Больше их никто никогда не видел и о них не слышал.
Заболели ли они, и все умерли; были ли убиты в бою с местными аборигенами, съедены ими, или просто сожраны крокодилами и другими животными – это уже никто наверное, никогда не узнает.
Но оставшиеся сами пребывали далеко не в лучшем состоянии. Любая хворь, даже небольшая, приводила к тому, что человек объявлялся поражённым эболой. Вскоре, чтобы спастись, таких просто убивали. «Из милосердия». Потому, что действительно, умиравшие испытывали просто нечеловеческие муки истекая гноем и кровью.
А отряд таял, и таял. Из живых, вскоре остались только четверо солдат. По иронии судьбы, двое бельгийцев и двое англичан. И два офицера. Бельгиец и англичанин. Учёные и врачи погибли все. И теперь все их записи Генри тащил на себе. Бросив всё, что даже представляло некую ценность – научное оборудование, инструменты.
Он справедливо считал, что теперь в этих записях – жизнь и смерть Англии. А возможно и всей Цивилизации. Когда пять выживших, добрались до Леопольдвиля, Генри мог быть там самым истинным из всех возможных эталонов «белого человека». У него даже волосы все стали белыми.
И, кстати, не потому, что он боялся заболеть. Он заболел. И самый большой страх он испытал как раз за то, чтобы остальные, не обнаружили этого. А самочувствие у него было как при гриппе, который он перенёс за год до путешествия в Африку. Он с диким страхом ожидал, что вот-вот, появятся и другие симптомы эболы. Язвы и прочее. Но они, на его счастье, не появились. Пронесло. Иначе, как и было уговорено, его бы пристрелили. И бросили.
Бросили бы потому, что даже тем защитным костюмам, что у них были, доверия не было никакого. И хоронить погибшего просто было некому. Даже подходить близко было до судорог страшно.
И самое чудовищное, за что его действительно могли убить, это бутылка. Небольшая, неприметная, непрозрачная. Там, как и было условлено, ранее, были сохранены ткани, поражённые вирусом. Не дезинфицированные.
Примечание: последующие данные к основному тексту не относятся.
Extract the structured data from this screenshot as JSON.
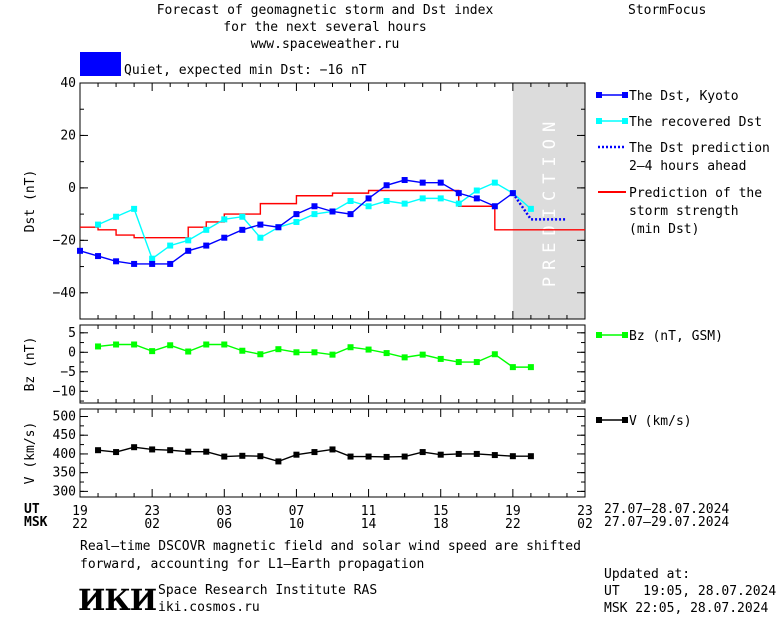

Кого-то из шишек в Англии очень сильно заинтересовала идея селекции бацилл, упомянутая в книге. И эта бутыль была для Генри… В ней была его жизнь. И смерть. Причём и то и другое – в буквальном смысле этого слова.
В порту их встретили.
И когда увидели, что осталось от экспедиции – не поверили своим глазам. Когда узнали что произошло – долго, решали что делать. Но больше никто не заболел.
Спустя неделю после их прихода в Леопольдвиль, останки экспедиции погрузились на корабль и медленно отправились по реке к устью.
Каждый вечер, майор Томсон, из выживших, и Генри Сесил собирались вместе и нажирались. Пока не кончилась выпивка. Двоих солдат, что были с ними, вообще посадили под арест, чтобы никто не болтал лишнего. Кормили их очень хорошо. Но этим всё и ограничивалось.
Всё для того, чтобы страшные рассказы не поползли по кораблю. Не вызвали чего доброго, паники среди матросов.
Но… Дней через десять, вняв мольбам и просьбам Сесила и майора – отпустили. Всё равно, катастрофа экспедиции для всех была «секретом Полишинеля». Так что одной страшной историей больше, другой меньше – уже несущественно.
Однажды, вестовой, приставленный к Генри, заместо погибшего в джунглях, рылся в вещах.
В руки ему попалась какая-то бутылка. Горлышко у неё было залито сургучом. И выглядела она как прочно забытая её хозяином. А слуга очень хорошо помнил, как хозяин каждый день ругался сетуя на то, что выпивка кончилась.
«Значит ли это, что об этой бутылке мистер Сесил забыл?» – подумал слуга. – «Но если он про неё забыл, то он же не будет против, если я ещё выпью потихоньку и выкину уже пустую за борт?».
Придя к таким оптимистичным выводам, он тихо сломал сургуч, вытянул пробку, и понюхал содержимое.
Лучше бы он это не делал. Наружу вырвалось такое амбре… Он выронил бутылку и небольшая часть содержимого пролилась под ноги.
Быстро убрав последствия этого «занюхивания», он выкинул бутылку за борт. Но это уже ничего не меняло.
Эбола снова нашла свою жертву.
Нет, не вестового, который выкинул уже давно протухшие образцы, где вирус давно умер.
Он не умер в одном из солдат, что сейчас преспокойно спал своей каюте. Двадцать дней инкубационного периода истекли.